A peu près à la même époque fut consommée la rupture avec l’orthodoxie psychanalytique. Dès la fin de la période viennoise, des désaccords entre Freud et Reich s’étaient exprimés ouvertement, notamment à propos de la critique par Reich de la fameuse théorie freudienne de l’instinct de mort. Reich se voyait reprocher par presque tous les analystes viennois et plus tard allemands des positions marxistes et son engagement révolutionnaire. Dès 1934 il fut officiellement exclu de la Société internationale de psychanalyse.
Dès l’arrivée de Hitler au pouvoir en 1933, il fut contraint à l’exil ; il s’enfuit à Vienne d’abord, puis à Copenhague, ensuite à Oslo. Moralement très abattu par les deux exclusions et par l’exil, il se mit, à partir de 1935, à élaborer des systèmes philosophiques et pseudo-scientifiques souvent extravagants. En 1939, il s’installa aux États-Unis où il poursuivit des recherches sur l’énergie sexuelle, qu’il prétendait avoir matériellement isolée. Ayant fait breveter un « accumulateur d’orgones » destiné à soigner, outre les névroses, toutes sortes de maladies dont le cancer, il fut condamné par la justice américaine pour la commercialisation de cet appareil. Emprisonné en 1956, il mourut en 1957 au pénitencier de Lewisburg.
Par Irène Petit
ŒUVRE : Une bibliographie assez complète est donnée par C. Sinelnikoff dans son ouvrage : L’œuvre de Wilhelm Reich, Paris, 1970. — Die Entdeckung des Orgons (trad. de l’amér.), 1973. — Record of a Friendship : the correspondence between W. Reich and A. S. Neill, 1936-1957, éd. par B.R. Placzek, 1981. — Äther, Gott und Teufel (trad. de l’angl.), 1983 (trad. franç., 1980). — En français : La Crise sexuelle, suivi de Matérialisme dialectique, Freudisme et Psychanalyse, 1937. — La psychologie de masse du fascisme, 1974. — La Biopathie du cancer (trad : de l’ail), 1975. — Premiers écrits, 1976. — L’Analyse caractérielle (trad. de la 3e éd, ali), 1976. — Les Hommes dans l’État (trad. de Tall), 1978. — La Génitalité dans la théorie et la thérapie des névroses, 1982. — La Révolution sexuelle, 1982.

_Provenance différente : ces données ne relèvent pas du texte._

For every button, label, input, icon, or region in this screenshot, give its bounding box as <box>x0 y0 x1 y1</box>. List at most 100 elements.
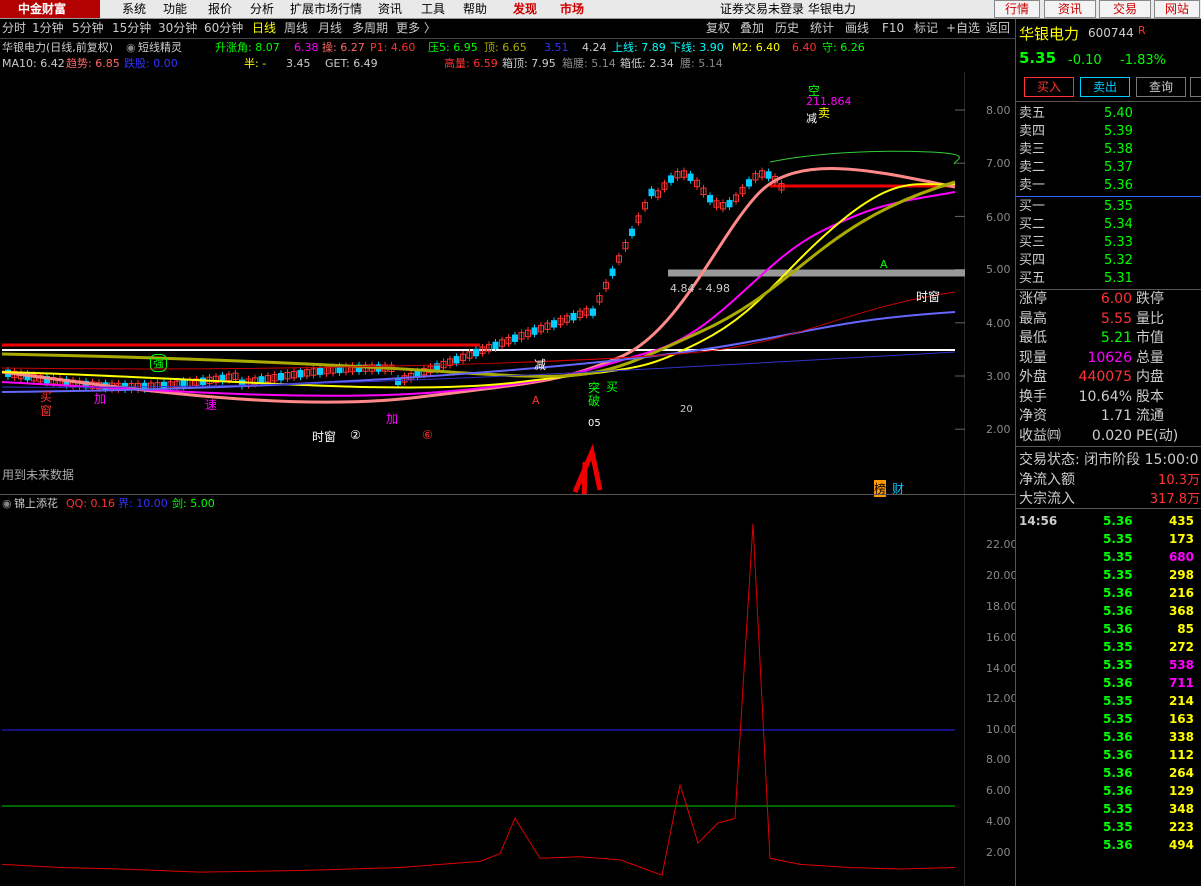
menu-quote[interactable]: 报价 <box>208 0 232 18</box>
buy-level-5[interactable]: 买五 5.31 <box>1016 270 1201 287</box>
period-60min[interactable]: 60分钟 <box>204 19 243 38</box>
period-intraday[interactable]: 分时 <box>2 19 26 38</box>
candle-body <box>648 188 655 197</box>
tool-back[interactable]: 返回 <box>986 19 1010 38</box>
price-change-pct: -1.83% <box>1120 53 1166 68</box>
indicator-select-icon[interactable]: ◉ <box>126 40 136 56</box>
sub-y-tick: 6.00 <box>986 784 1011 797</box>
buy-level-4[interactable]: 买四 5.32 <box>1016 252 1201 269</box>
period-5min[interactable]: 5分钟 <box>72 19 104 38</box>
website-button[interactable]: 网站 <box>1154 0 1200 18</box>
stat-label: 外盘 <box>1019 369 1047 385</box>
stat-label: 涨停 <box>1019 291 1047 307</box>
tick-volume: 264 <box>1168 766 1194 780</box>
period-daily[interactable]: 日线 <box>252 19 276 38</box>
sell-level-label: 卖一 <box>1019 178 1046 193</box>
panel-expand-button[interactable] <box>1190 77 1201 97</box>
marker-speed: 速 <box>205 398 218 412</box>
quote-button[interactable]: 行情 <box>994 0 1040 18</box>
sub-indicator-chart[interactable] <box>0 494 965 886</box>
period-monthly[interactable]: 月线 <box>318 19 342 38</box>
marker-20: 20 <box>680 404 693 415</box>
y-tick: 4.00 <box>986 317 1011 330</box>
tool-overlay[interactable]: 叠加 <box>740 19 764 38</box>
sub-y-tick: 16.00 <box>986 631 1018 644</box>
marker-a-2: A <box>880 258 888 271</box>
menu-tools[interactable]: 工具 <box>421 0 445 18</box>
indicator-name[interactable]: 短线精灵 <box>138 40 182 56</box>
menu-help[interactable]: 帮助 <box>463 0 487 18</box>
app-logo: 中金财富 <box>0 0 100 18</box>
marker-add-2: 加 <box>386 412 399 426</box>
buy-level-1[interactable]: 买一 5.35 <box>1016 198 1201 215</box>
buy-button[interactable]: 买入 <box>1024 77 1074 97</box>
menu-extended-market[interactable]: 扩展市场行情 <box>290 0 362 18</box>
tool-history[interactable]: 历史 <box>775 19 799 38</box>
ma-line <box>1 167 956 404</box>
sell-button[interactable]: 卖出 <box>1080 77 1130 97</box>
sell-level-2[interactable]: 卖二 5.37 <box>1016 159 1201 176</box>
tool-mark[interactable]: 标记 <box>914 19 938 38</box>
tick-row: 5.35 163 <box>1016 710 1201 728</box>
tool-f10[interactable]: F10 <box>882 19 904 38</box>
tool-stats[interactable]: 统计 <box>810 19 834 38</box>
info-box-low: 箱低: 2.34 <box>620 57 674 70</box>
kline-chart[interactable] <box>0 72 965 494</box>
tick-row: 5.36 216 <box>1016 584 1201 602</box>
tool-add-watchlist[interactable]: +自选 <box>946 19 980 38</box>
candle-body <box>746 179 752 187</box>
sell-level-3[interactable]: 卖三 5.38 <box>1016 141 1201 158</box>
info-trend: 趋势: 6.85 <box>66 57 120 70</box>
sub-y-tick: 14.00 <box>986 662 1018 675</box>
tick-volume: 680 <box>1168 550 1194 564</box>
chart-title: 华银电力(日线,前复权) <box>2 41 114 54</box>
tool-draw[interactable]: 画线 <box>845 19 869 38</box>
quote-panel: 华银电力 600744 R 5.35 -0.10 -1.83% 买入 卖出 查询… <box>1015 19 1201 886</box>
stat-row: 涨停 6.00 跌停 <box>1016 290 1201 309</box>
news-button[interactable]: 资讯 <box>1044 0 1096 18</box>
period-weekly[interactable]: 周线 <box>284 19 308 38</box>
buy-level-3[interactable]: 买三 5.33 <box>1016 234 1201 251</box>
tick-row: 5.35 214 <box>1016 692 1201 710</box>
query-button[interactable]: 查询 <box>1136 77 1186 97</box>
tick-price: 5.36 <box>1103 676 1133 690</box>
marker-05: 05 <box>588 418 601 429</box>
period-multi[interactable]: 多周期 <box>352 19 388 38</box>
period-30min[interactable]: 30分钟 <box>158 19 197 38</box>
tick-price: 5.36 <box>1103 766 1133 780</box>
sell-level-4[interactable]: 卖四 5.39 <box>1016 123 1201 140</box>
stat-row: 换手 10.64% 股本 <box>1016 388 1201 407</box>
period-15min[interactable]: 15分钟 <box>112 19 151 38</box>
sell-level-1[interactable]: 卖一 5.36 <box>1016 177 1201 194</box>
block-inflow-label: 大宗流入 <box>1019 491 1075 507</box>
tick-price: 5.36 <box>1103 586 1133 600</box>
tick-volume: 112 <box>1168 748 1194 762</box>
sell-level-label: 卖五 <box>1019 106 1046 121</box>
menu-market[interactable]: 市场 <box>560 0 584 18</box>
stat-row: 最低 5.21 市值 <box>1016 329 1201 348</box>
tool-adjust[interactable]: 复权 <box>706 19 730 38</box>
candle-body <box>590 308 596 316</box>
trade-button[interactable]: 交易 <box>1099 0 1151 18</box>
candle-body <box>161 381 167 390</box>
menu-system[interactable]: 系统 <box>122 0 146 18</box>
moving-averages <box>1 150 960 404</box>
menu-info[interactable]: 资讯 <box>378 0 402 18</box>
sub-y-tick: 10.00 <box>986 723 1018 736</box>
stat-label: 最高 <box>1019 310 1047 327</box>
sell-level-5[interactable]: 卖五 5.40 <box>1016 105 1201 122</box>
buy-level-2[interactable]: 买二 5.34 <box>1016 216 1201 233</box>
menu-function[interactable]: 功能 <box>163 0 187 18</box>
tick-volume: 348 <box>1168 802 1194 816</box>
candle-body <box>609 268 616 276</box>
tick-price: 5.35 <box>1103 820 1133 834</box>
menu-discover[interactable]: 发现 <box>513 0 537 18</box>
candle-body <box>629 228 635 237</box>
period-more[interactable]: 更多 〉 <box>396 19 436 38</box>
menu-analysis[interactable]: 分析 <box>250 0 274 18</box>
tick-row: 5.35 680 <box>1016 548 1201 566</box>
tick-row: 5.36 494 <box>1016 836 1201 854</box>
candle-body <box>668 175 674 183</box>
tick-volume: 223 <box>1168 820 1194 834</box>
period-1min[interactable]: 1分钟 <box>32 19 64 38</box>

SOURCES : L. De Marchi, Wilhelm Reich. Biographie d’une idée, Paris, 1973 (trad. de l’italien). — J.M. Palmier, Wilhelm Reich. Essai sur la naissance du freudo-marxisme, Paris, 1969. — B. Ollman, Social and sexual revolution : essays on Marx and Reich, Montréal, 1978. — P. Ayçoberry, La question nazie. Les interprétations du national-socialisme 1922-1975, Paris, 1979. — Ola Raknes, Wilhelm Reich et l’orgonomie (trad. de l’angl.), Toulouse, 1988.